I rely on Google Maps for the way back too. Had I been one of those people who can plan more than one day ahead of them at a time, or if I were the measuring type, attentive to distances, FKTs and logging every mile, then I might have researched the best route and uploaded it into a bike computer. But I’m not, so I’m travelling an eclectic course of dykeways and highways, industrial estates, housing estates, rural segues and airport periphery hinterlands, not any of it unpleasant, and not all of it humdrum, never daring to dwell anywhere too long as I’m bound to forget the name of the next turn I’m looking out for, and I limit turning on the navigation and playing it through my headphones in case my battery runs flat. In any case I can’t take much of the navigation narrator’s bastardised bellowing of Dutch place names. For the last few weeks I’ve been learning Dutch for beginners with DuoLingo – the language learning platform that can boast teaching you “this rhinoceros has no tail” before if covers “can I have a black coffee, please”. Nonetheless I think my pronunciation has come on leaps and bounds, until now…

I feel like I’m getting a peek preview of the distinctions of everyday life in the Netherlands. So many homes have MOATS! Not moats in the medieval castle-dwelling sense, but human-dredged waterways running in front of all the houses on a street, so each home needs a bridge to get to the front door. So some gardens with moats, some with goats, to keep the lawn short, or some with a moat and some goats, maybe chickens too. The majority of the homes I pass seem immaculate, but I don’t see people tending to them. I ride alongside quite a few folk taking their kids for a bike ride, their hand on the child’s back for stability or grabbing onto a hood for safety as they wait at the traffic lights. Visitors pour out of a bus that stops outside a castle attraction. A fully-grown man practising fast feet on the agility ladder chalked into the soft surface of an otherwise deserted playground on the edge of a neighbourhood. The play surface reminds me of some water courses I passed earlier that were covered with duckweed, and it must be duckweed because I read somewhere that when it grows thick it’s a hazard to children, because it looks just like a solid surface. I get to Amsterdamse Bos, chosen for the big green blot it occupies on the map between Amsterdam and Schipol airport to the south. The horizon of trees in the early shades of decadent autumn decay reflected in the surface of the peaceful water was a glorious backdrop for a spot of lunch, a bike touring staple of crusty roll from the last Albert Heijn supermarket I passed, a pot of hummus, a couple of pieces of fruit and some bites of a bar of chocolate (ideally a brand you can’t get in the UK, for the novelty value).

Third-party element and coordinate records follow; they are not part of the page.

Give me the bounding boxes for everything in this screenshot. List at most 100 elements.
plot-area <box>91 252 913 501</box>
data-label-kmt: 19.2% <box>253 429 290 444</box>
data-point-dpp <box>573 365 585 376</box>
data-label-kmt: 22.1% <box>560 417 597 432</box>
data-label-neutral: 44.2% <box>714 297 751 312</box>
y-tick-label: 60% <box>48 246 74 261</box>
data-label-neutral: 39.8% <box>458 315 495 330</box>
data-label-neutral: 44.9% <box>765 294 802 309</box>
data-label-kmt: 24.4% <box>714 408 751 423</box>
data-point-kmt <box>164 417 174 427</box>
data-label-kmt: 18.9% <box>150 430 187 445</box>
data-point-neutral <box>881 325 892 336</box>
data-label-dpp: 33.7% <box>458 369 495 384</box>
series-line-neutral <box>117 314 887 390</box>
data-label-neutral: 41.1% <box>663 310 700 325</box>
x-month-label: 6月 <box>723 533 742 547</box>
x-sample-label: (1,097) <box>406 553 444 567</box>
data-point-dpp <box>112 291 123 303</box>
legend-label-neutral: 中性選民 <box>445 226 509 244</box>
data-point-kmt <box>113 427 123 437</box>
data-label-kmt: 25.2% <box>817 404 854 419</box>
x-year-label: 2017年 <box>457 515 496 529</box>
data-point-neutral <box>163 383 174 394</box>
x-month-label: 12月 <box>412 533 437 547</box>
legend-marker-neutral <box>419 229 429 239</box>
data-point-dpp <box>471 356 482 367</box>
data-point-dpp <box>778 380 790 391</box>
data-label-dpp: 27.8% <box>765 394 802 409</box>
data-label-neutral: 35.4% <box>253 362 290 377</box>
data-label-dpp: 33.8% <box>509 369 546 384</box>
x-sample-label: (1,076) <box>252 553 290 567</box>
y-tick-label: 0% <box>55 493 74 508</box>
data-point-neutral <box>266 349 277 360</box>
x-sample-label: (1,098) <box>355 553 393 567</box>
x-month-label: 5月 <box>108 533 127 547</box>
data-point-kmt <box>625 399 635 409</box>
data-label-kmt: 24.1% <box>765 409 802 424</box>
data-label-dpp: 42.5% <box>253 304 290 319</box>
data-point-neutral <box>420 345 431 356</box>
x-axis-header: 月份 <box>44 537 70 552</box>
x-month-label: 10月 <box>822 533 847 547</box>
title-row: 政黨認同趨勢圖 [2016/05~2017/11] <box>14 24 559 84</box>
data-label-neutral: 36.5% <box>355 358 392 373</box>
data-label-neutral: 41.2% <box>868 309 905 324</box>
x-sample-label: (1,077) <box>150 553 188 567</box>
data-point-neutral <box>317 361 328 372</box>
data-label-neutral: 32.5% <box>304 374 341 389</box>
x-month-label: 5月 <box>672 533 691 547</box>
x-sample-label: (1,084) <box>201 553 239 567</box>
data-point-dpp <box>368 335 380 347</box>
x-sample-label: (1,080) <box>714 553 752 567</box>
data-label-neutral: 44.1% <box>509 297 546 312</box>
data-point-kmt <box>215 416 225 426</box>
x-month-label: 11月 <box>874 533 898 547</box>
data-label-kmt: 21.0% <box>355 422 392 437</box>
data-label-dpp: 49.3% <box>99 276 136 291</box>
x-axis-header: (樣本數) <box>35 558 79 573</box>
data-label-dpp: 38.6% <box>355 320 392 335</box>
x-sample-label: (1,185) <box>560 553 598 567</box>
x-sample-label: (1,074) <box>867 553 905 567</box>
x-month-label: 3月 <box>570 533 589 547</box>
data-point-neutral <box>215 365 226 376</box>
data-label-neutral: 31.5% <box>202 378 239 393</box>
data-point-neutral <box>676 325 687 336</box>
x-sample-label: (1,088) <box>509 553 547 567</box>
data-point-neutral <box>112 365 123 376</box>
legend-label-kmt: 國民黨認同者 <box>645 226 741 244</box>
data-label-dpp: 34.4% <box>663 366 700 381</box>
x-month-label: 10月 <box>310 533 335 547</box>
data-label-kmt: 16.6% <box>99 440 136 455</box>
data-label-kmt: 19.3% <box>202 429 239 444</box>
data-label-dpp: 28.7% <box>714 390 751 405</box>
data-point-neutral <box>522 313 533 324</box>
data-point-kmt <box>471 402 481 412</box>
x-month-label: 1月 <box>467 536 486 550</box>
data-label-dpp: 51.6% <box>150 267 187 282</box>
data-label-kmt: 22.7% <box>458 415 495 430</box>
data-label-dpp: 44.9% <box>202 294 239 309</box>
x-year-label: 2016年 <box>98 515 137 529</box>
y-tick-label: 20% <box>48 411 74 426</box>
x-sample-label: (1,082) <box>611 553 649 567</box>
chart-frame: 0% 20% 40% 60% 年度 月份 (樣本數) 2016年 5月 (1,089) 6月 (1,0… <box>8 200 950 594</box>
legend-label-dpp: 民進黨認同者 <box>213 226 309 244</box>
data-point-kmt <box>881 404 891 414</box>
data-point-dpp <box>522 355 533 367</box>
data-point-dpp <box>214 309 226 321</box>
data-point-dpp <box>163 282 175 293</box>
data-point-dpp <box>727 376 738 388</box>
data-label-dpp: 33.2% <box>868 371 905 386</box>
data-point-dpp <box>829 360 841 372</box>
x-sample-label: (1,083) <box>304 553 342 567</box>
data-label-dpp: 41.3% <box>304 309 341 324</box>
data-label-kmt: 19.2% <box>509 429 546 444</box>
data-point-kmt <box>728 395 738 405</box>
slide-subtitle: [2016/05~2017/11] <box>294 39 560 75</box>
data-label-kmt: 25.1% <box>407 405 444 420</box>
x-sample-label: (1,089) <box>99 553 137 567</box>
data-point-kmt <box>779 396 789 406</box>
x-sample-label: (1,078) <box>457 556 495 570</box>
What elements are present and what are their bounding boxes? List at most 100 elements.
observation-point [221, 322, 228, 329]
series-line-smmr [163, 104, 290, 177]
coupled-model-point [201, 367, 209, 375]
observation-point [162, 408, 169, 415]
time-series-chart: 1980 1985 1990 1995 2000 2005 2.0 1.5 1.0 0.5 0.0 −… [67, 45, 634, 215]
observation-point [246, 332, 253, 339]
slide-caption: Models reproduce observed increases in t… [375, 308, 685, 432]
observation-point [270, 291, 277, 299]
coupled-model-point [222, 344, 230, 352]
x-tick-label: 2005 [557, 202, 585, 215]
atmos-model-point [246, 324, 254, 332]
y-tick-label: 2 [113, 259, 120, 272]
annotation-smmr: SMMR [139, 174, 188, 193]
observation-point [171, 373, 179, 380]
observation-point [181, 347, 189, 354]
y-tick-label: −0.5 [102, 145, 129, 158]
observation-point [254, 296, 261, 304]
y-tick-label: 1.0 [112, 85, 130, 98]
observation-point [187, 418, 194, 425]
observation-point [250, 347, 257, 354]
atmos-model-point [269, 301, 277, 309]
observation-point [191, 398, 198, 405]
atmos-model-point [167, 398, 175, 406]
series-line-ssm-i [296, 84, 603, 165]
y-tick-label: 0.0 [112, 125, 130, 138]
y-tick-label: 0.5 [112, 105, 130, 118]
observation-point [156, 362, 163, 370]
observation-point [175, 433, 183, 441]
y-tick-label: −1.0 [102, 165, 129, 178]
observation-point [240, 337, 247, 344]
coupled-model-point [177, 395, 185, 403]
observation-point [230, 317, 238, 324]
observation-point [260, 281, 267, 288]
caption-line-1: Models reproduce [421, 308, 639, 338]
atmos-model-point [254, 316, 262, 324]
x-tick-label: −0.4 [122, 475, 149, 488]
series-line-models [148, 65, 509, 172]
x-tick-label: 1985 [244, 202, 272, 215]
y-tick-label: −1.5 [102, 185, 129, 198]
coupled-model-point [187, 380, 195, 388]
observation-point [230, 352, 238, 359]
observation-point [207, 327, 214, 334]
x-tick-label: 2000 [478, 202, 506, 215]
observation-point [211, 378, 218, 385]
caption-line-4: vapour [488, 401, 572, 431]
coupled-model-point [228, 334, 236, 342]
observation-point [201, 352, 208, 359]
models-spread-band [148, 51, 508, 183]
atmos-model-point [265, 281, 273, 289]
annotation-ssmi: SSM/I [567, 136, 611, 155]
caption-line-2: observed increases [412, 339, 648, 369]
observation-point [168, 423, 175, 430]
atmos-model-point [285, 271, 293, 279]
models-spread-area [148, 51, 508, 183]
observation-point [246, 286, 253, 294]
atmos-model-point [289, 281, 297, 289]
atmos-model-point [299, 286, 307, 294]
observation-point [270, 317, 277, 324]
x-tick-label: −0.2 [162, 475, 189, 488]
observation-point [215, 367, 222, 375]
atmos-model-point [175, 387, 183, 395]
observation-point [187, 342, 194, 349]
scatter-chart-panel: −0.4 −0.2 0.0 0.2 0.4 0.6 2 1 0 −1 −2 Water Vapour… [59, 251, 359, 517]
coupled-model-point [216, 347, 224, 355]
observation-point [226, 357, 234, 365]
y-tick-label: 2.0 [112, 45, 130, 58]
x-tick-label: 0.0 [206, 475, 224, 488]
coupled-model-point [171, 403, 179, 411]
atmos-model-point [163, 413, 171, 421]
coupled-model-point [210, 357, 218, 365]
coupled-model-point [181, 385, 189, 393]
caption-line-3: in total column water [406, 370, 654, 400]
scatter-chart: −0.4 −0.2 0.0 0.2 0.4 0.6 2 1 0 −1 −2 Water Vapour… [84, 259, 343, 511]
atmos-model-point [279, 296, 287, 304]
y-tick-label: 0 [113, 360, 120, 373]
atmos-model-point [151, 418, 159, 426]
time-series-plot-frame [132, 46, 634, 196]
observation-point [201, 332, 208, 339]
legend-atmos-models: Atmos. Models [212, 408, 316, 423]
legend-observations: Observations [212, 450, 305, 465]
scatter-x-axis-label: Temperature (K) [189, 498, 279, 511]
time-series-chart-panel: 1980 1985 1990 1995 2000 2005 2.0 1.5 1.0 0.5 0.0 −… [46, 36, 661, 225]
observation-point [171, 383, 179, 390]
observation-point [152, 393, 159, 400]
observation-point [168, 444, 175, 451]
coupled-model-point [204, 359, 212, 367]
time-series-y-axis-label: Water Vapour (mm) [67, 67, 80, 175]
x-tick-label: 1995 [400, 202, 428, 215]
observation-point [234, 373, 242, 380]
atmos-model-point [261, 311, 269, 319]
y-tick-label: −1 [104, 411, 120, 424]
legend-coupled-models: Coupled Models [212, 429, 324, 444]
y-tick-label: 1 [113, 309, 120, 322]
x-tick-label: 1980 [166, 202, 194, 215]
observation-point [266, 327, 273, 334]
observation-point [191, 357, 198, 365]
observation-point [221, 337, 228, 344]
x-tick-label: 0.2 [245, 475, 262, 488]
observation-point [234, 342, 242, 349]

Back via Haarlem, back through the nature park, this time feeling the lick of warm sun on my bones as the tree cover, still verdant, vivacious, made way for open grassland, weather still warm enough for lizards and snakes but offset by the groans of male deer gearing up for the rutting season. Back to the port, back to the queue, back on the boat, back into the onboard coffee bar staring into an inscrutable black americano. Postcards written but still unsent as I never got round to buying stamps. Still smelling slightly haggard in the clothes I never compelled myself to take to the launderette. Three extra days quickly filled with curious meanderings and directionless exploring.